Food photographs at this time of year are full of delicious ways to cook with the bounty of berries that summer provides. Particularly around the Fourth of July in America, my Instagram filled up with patriotically red strawberry galettes, blackberry pies and big sheet cakes with perfect berry specimens carefully arranged on top to depict the stars and stripes. Whilst these always look gorgeous, berries in my kitchen rarely last long enough to cook with. A punnet of strawberries on the counter will slowly be depleted throughout the day as I snack on a few every time I happen to walk past. Any stragglers at the end of the day simply get tipped into a bowl and smothered with cream to be eaten as dessert. Bowls of cherries disappear even faster, leaving just a tell-tale pile of stalks where they once were.

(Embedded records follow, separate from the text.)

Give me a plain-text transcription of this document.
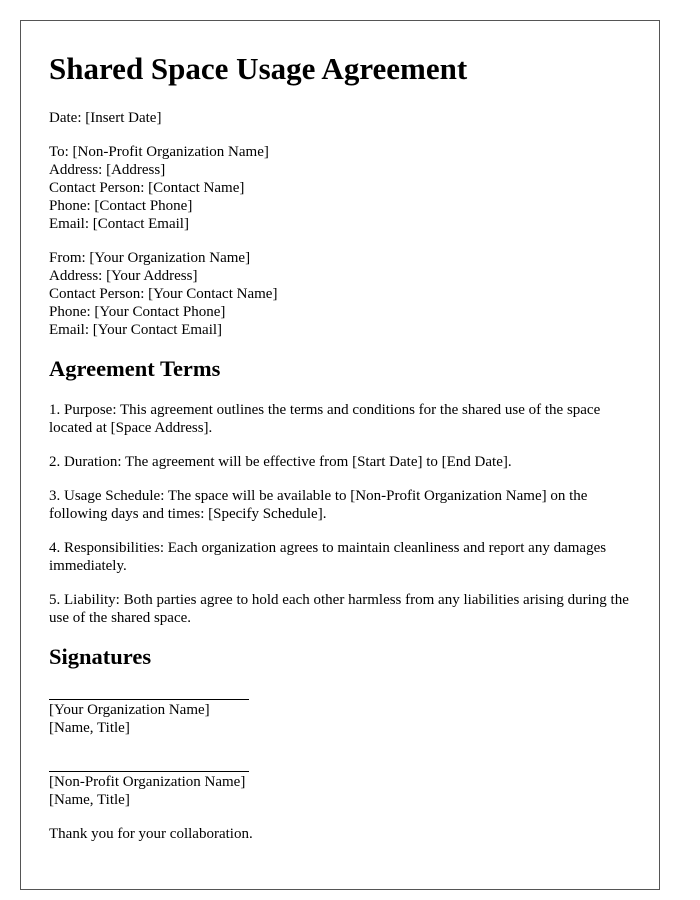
Shared Space Usage Agreement

Date: [Insert Date]

To: [Non-Profit Organization Name]

Address: [Address]

Contact Person: [Contact Name]

Phone: [Contact Phone]

Email: [Contact Email]

From: [Your Organization Name]

Address: [Your Address]

Contact Person: [Your Contact Name]

Phone: [Your Contact Phone]

Email: [Your Contact Email]

Agreement Terms

1. Purpose: This agreement outlines the terms and conditions for the shared use of the space located at [Space Address].

2. Duration: The agreement will be effective from [Start Date] to [End Date].

3. Usage Schedule: The space will be available to [Non-Profit Organization Name] on the following days and times: [Specify Schedule].

4. Responsibilities: Each organization agrees to maintain cleanliness and report any damages immediately.

5. Liability: Both parties agree to hold each other harmless from any liabilities arising during the use of the shared space.

Signatures

[Your Organization Name]

[Name, Title]

[Non-Profit Organization Name]

[Name, Title]

Thank you for your collaboration.
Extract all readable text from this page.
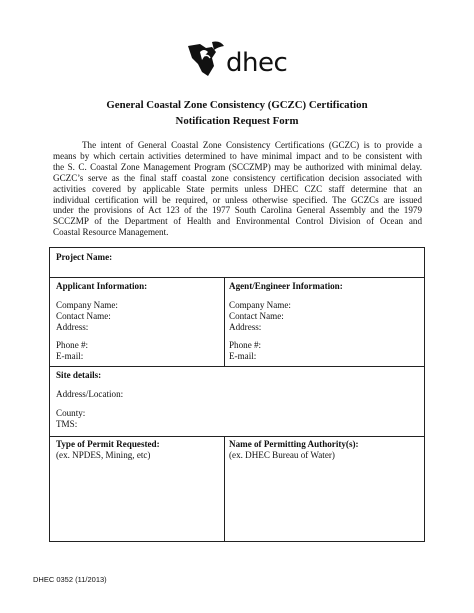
dhec
General Coastal Zone Consistency (GCZC) Certification
Notification Request Form
The intent of General Coastal Zone Consistency Certifications (GCZC) is to provide a
means by which certain activities determined to have minimal impact and to be consistent with
the S. C. Coastal Zone Management Program (SCCZMP) may be authorized with minimal delay.
GCZC’s serve as the final staff coastal zone consistency certification decision associated with
activities covered by applicable State permits unless DHEC CZC staff determine that an
individual certification will be required, or unless otherwise specified. The GCZCs are issued
under the provisions of Act 123 of the 1977 South Carolina General Assembly and the 1979
SCCZMP of the Department of Health and Environmental Control Division of Ocean and
Coastal Resource Management.
Project Name:
Applicant Information:
Company Name:
Contact Name:
Address:
Phone #:
E-mail:
Agent/Engineer Information:
Company Name:
Contact Name:
Address:
Phone #:
E-mail:
Site details:
Address/Location:
County:
TMS:
Type of Permit Requested:
(ex. NPDES, Mining, etc)
Name of Permitting Authority(s):
(ex. DHEC Bureau of Water)
DHEC 0352 (11/2013)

Blueberries, however, might be my one exception. Cheap enough that it doesn’t feel like sacrilege to bake with them, and not quite as sweetly addictive to eat by the greedy handful as the others, I knew that they were worth baking with. Plus these bars only need one simple punnet of blueberries as opposed to kilos of hulled and de-stemmed fruit, making this finger-staining recipe infinitely worth it.
Blueberry Crumble Bars
- 150g plain flour
- 75g caster sugar
- 125g cold butter, cubed
- 200g blueberries
Preheat the oven to 180’C. Line a 20cm square baking tray.
Mix the flour and caster sugar together in a medium bowl. Add the cubed butter. Rub together until it is the texture of fine breadcrumbs, then keep going for a few more minutes until it begins to come together in larger clumps.
Take 2/3 of this mixture and press into the base of the lined tin to form a shortbread. Scatter over the blueberries. Finally, sprinkle the remaining 1/3 of crumble mixture over the top.
Bake for 15-20minutes, until golden and crisp. Slice into squares.